Previous work on trabecular bone specimens whose marrow was removed (62) has shown a significant correlation between DDIF measurement and metrics of structural parameters such as the surface-to-volume ratio. However, such clean bone specimens are sufficiently different from in vivo bone tissue in many ways. First, the T1 values of marrow water and fat can be significantly shorter than those of pure water. Second, the water diffusion constant in marrow is lower than the self diffusion constant in pure water. Third, diffusion in tissue is further reduced due to the presence of cells and other structures. Both a shorter T1 and a reduced diffusion may reduce the DDIF contrast in vivo.

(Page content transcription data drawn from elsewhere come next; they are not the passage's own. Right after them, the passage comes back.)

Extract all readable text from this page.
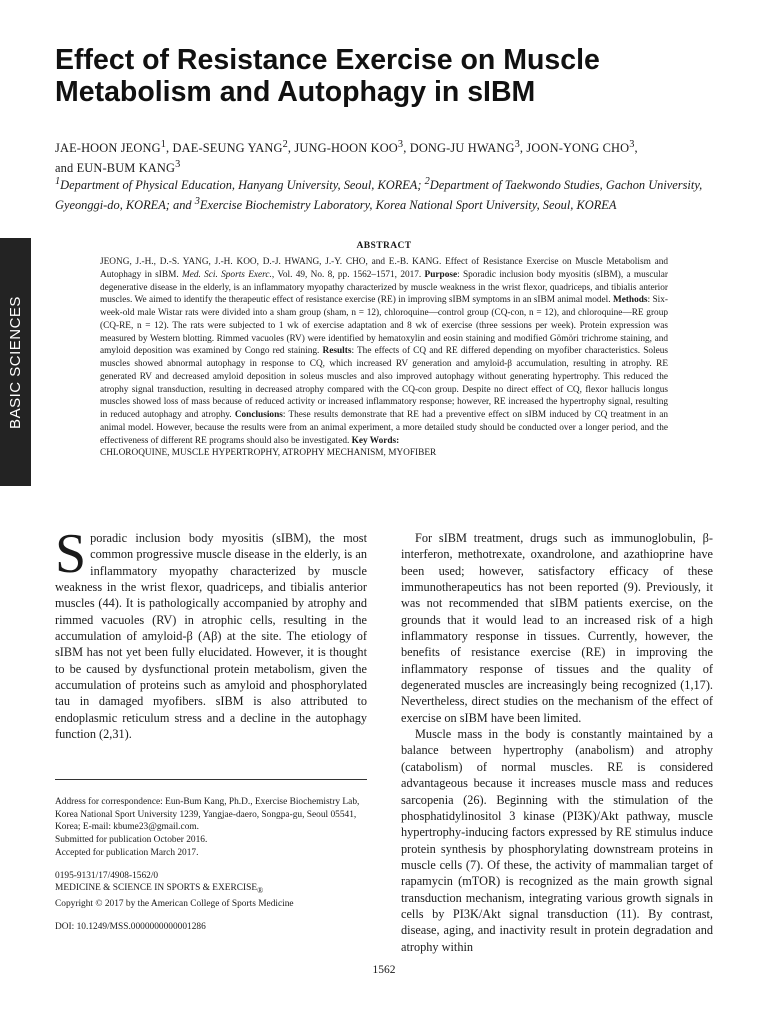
Effect of Resistance Exercise on Muscle
Metabolism and Autophagy in sIBM
JAE-HOON JEONG$^1$, DAE-SEUNG YANG$^2$, JUNG-HOON KOO$^3$, DONG-JU HWANG$^3$, JOON-YONG CHO$^3$,
and EUN-BUM KANG$^3$
$^1$Department of Physical Education, Hanyang University, Seoul, KOREA; $^2$Department of Taekwondo Studies, Gachon University, Gyeonggi-do, KOREA; and $^3$Exercise Biochemistry Laboratory, Korea National Sport University, Seoul, KOREA
BASIC SCIENCES
ABSTRACT
JEONG, J.-H., D.-S. YANG, J.-H. KOO, D.-J. HWANG, J.-Y. CHO, and E.-B. KANG. Effect of Resistance Exercise on Muscle Metabolism and Autophagy in sIBM. Med. Sci. Sports Exerc., Vol. 49, No. 8, pp. 1562–1571, 2017. Purpose: Sporadic inclusion body myositis (sIBM), a muscular degenerative disease in the elderly, is an inflammatory myopathy characterized by muscle weakness in the wrist flexor, quadriceps, and tibialis anterior muscles. We aimed to identify the therapeutic effect of resistance exercise (RE) in improving sIBM symptoms in an sIBM animal model. Methods: Six-week-old male Wistar rats were divided into a sham group (sham, n = 12), chloroquine—control group (CQ-con, n = 12), and chloroquine—RE group (CQ-RE, n = 12). The rats were subjected to 1 wk of exercise adaptation and 8 wk of exercise (three sessions per week). Protein expression was measured by Western blotting. Rimmed vacuoles (RV) were identified by hematoxylin and eosin staining and modified Gömöri trichrome staining, and amyloid deposition was examined by Congo red staining. Results: The effects of CQ and RE differed depending on myofiber characteristics. Soleus muscles showed abnormal autophagy in response to CQ, which increased RV generation and amyloid-β accumulation, resulting in atrophy. RE generated RV and decreased amyloid deposition in soleus muscles and also improved autophagy without generating hypertrophy. This reduced the atrophy signal transduction, resulting in decreased atrophy compared with the CQ-con group. Despite no direct effect of CQ, flexor hallucis longus muscles showed loss of mass because of reduced activity or increased inflammatory response; however, RE increased the hypertrophy signal, resulting in reduced autophagy and atrophy. Conclusions: These results demonstrate that RE had a preventive effect on sIBM induced by CQ treatment in an animal model. However, because the results were from an animal experiment, a more detailed study should be conducted over a longer period, and the effectiveness of different RE programs should also be investigated. Key Words:
CHLOROQUINE, MUSCLE HYPERTROPHY, ATROPHY MECHANISM, MYOFIBER

Sporadic inclusion body myositis (sIBM), the most common progressive muscle disease in the elderly, is an inflammatory myopathy characterized by muscle weakness in the wrist flexor, quadriceps, and tibialis anterior muscles (44). It is pathologically accompanied by atrophy and rimmed vacuoles (RV) in atrophic cells, resulting in the accumulation of amyloid-β (Aβ) at the site. The etiology of sIBM has not yet been fully elucidated. However, it is thought to be caused by dysfunctional protein metabolism, given the accumulation of proteins such as amyloid and phosphorylated tau in damaged myofibers. sIBM is also attributed to endoplasmic reticulum stress and a decline in the autophagy function (2,31).

Address for correspondence: Eun-Bum Kang, Ph.D., Exercise Biochemistry Lab, Korea National Sport University 1239, Yangjae-daero, Songpa-gu, Seoul 05541, Korea; E-mail: kbume23@gmail.com.

Submitted for publication October 2016.

Accepted for publication March 2017.

0195-9131/17/4908-1562/0

MEDICINE & SCIENCE IN SPORTS & $EXERCISE_®$

Copyright © 2017 by the American College of Sports Medicine

DOI: 10.1249/MSS.0000000000001286

For sIBM treatment, drugs such as immunoglobulin, β-interferon, methotrexate, oxandrolone, and azathioprine have been used; however, satisfactory efficacy of these immunotherapeutics has not been reported (9). Previously, it was not recommended that sIBM patients exercise, on the grounds that it would lead to an increased risk of a high inflammatory response in tissues. Currently, however, the benefits of resistance exercise (RE) in improving the inflammatory response of tissues and the quality of degenerated muscles are increasingly being recognized (1,17). Nevertheless, direct studies on the mechanism of the effect of exercise on sIBM have been limited.

Muscle mass in the body is constantly maintained by a balance between hypertrophy (anabolism) and atrophy (catabolism) of normal muscles. RE is considered advantageous because it increases muscle mass and reduces sarcopenia (26). Beginning with the stimulation of the phosphatidylinositol 3 kinase (PI3K)/Akt pathway, muscle hypertrophy-inducing factors expressed by RE stimulus induce protein synthesis by phosphorylating downstream proteins in muscle cells (7). Of these, the activity of mammalian target of rapamycin (mTOR) is recognized as the main growth signal transduction mechanism, integrating various growth signals in cells by PI3K/Akt signal transduction (11). By contrast, disease, aging, and inactivity result in protein degradation and atrophy within

1562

Thus, it is an important step to examine the bone specimens with marrow in order to ascertain the feasibility of DDIF measurements for future in vivo applications.

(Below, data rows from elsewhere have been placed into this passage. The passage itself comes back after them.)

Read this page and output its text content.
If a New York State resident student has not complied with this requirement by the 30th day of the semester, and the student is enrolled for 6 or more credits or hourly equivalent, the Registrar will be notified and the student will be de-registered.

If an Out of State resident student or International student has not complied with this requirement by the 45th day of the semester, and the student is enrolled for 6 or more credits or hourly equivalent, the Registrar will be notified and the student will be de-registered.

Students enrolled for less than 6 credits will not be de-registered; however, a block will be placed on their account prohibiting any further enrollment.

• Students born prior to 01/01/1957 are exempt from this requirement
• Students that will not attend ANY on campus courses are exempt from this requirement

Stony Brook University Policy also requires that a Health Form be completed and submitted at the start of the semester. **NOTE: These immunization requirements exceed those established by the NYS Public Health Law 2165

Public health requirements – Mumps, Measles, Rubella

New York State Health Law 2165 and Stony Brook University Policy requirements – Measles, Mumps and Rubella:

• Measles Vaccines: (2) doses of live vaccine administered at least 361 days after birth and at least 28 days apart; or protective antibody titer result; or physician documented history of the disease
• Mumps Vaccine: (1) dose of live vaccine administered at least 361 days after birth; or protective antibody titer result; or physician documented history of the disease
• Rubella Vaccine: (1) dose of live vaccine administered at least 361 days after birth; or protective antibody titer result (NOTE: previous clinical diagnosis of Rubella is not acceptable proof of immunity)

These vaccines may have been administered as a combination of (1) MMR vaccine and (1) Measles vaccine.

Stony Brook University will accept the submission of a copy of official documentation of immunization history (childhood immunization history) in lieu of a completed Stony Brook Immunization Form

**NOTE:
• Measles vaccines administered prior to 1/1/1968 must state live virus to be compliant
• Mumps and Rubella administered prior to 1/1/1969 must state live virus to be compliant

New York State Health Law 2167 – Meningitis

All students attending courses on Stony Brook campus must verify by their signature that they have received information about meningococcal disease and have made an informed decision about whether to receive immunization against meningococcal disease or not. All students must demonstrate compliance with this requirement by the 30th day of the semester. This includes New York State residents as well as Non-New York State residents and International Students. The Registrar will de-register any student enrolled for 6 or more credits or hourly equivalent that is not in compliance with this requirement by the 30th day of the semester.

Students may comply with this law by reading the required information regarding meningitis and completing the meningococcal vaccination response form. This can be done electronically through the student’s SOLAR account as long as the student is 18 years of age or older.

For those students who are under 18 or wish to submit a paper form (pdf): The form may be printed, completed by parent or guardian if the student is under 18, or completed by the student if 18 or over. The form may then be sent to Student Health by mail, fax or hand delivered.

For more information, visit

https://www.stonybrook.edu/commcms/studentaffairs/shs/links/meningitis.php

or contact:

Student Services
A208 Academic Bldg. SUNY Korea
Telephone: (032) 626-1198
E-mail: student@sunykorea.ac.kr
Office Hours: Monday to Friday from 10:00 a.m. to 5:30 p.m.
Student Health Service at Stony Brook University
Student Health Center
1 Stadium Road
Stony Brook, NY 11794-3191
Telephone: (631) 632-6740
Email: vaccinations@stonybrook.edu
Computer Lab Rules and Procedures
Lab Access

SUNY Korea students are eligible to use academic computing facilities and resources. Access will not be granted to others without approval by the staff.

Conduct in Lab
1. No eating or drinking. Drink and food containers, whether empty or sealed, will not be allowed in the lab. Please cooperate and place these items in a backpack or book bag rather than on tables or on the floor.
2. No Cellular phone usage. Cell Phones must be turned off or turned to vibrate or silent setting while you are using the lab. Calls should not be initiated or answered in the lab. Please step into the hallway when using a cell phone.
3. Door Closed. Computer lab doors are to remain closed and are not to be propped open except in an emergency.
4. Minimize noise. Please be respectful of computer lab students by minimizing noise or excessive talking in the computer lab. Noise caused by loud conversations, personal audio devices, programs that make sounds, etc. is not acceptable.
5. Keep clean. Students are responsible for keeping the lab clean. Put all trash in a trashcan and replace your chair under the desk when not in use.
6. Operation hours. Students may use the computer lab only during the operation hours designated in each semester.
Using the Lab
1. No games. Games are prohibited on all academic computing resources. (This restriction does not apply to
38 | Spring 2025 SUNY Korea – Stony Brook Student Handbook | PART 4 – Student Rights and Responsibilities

Clear differences between the DDIF signal in the trabecular areas of the bone specimens and the DDIF signal in saline, were indeed observed (Figure 6). Generally, DDIF decay constants in saline are comparable to the T1 relaxation constants, whereas the water signal in the trabecular ROI decays faster, demonstrating trabecular DDIF contrast, in agreement with theoretical considerations about the DDIF (56) and with prior literature on DDIF measurements in porous media and in cleaned bone (56,58,62). In contrast, there was no difference between the DDIF decay in fatty marrow within trabecular bone and the DDIF decay in fat outside the bone (Figure 7, lipid images acquired with lipid-selective RF pulses). This is consistent with the fact that fat molecules are much larger than water and their diffusion constant is significantly smaller, and thus the DDIF effect is much smaller, too. In summary, these results demonstrate the observation of the DDIF contrast for water, and the lack thereof for lipids, in agreement with previous literature on the diffusion of water-like red marrow and of fatty marrow (lipids diffusing much more slowly than water) (63–66).

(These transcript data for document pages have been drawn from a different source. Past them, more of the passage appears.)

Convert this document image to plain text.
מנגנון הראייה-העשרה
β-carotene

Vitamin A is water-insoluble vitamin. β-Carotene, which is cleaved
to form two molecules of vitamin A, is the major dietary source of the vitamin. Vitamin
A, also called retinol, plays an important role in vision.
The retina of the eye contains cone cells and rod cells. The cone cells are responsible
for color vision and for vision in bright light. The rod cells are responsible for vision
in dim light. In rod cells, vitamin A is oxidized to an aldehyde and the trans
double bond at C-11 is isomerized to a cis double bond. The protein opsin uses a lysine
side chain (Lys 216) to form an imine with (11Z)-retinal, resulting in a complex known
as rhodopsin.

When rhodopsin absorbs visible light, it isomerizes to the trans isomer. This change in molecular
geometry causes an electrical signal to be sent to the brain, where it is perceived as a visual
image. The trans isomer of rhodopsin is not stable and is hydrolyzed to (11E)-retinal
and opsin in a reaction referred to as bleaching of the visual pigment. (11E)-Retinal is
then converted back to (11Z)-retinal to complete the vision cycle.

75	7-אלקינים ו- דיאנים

In this work, specimens of different trabecular structure (bovine vs porcine) were imaged in order to test the feasibility of DDIF on different bones. Indeed, both the DDIF decay time constant and T1 are significantly different between PV and BV and the effect size was correspondingly large (see Table 3). Typically, effect sizes of 0.2–0.3 are considered to be small; 0.5, medium; and above 0.8–1.0 large (71). Effect sizes in Table 3 are clearly large, ranging from 1.4 to 5.4.
In conclusion, an imaging DDIF sequence was applied in an ex vivo study of fresh trabecular specimens. Significantly different DDIF signals among trabecular bone marrow, soft tissue outside the bone, and water were observed. Additionally, significant differences between specimens of different trabecular structure (bovine and porcine trabecular vertebral specimens) were observed. Together, these results indicate that DDIF imaging is possible in spite of the reduction of T1 and diffusion coefficient in bone marrow, and suggest that the application of DDIF in vivo is possible for improving bone characterization.
This work was supported in part by Schlumberger-Doll Research, Cambridge, MA, National Institutes of Health grants S10-RR16811 and P41-RR14075 (National Institute of Research Resources), the Athinoula A. Martinos Center for Biomedical Imaging, and the MIND Institute.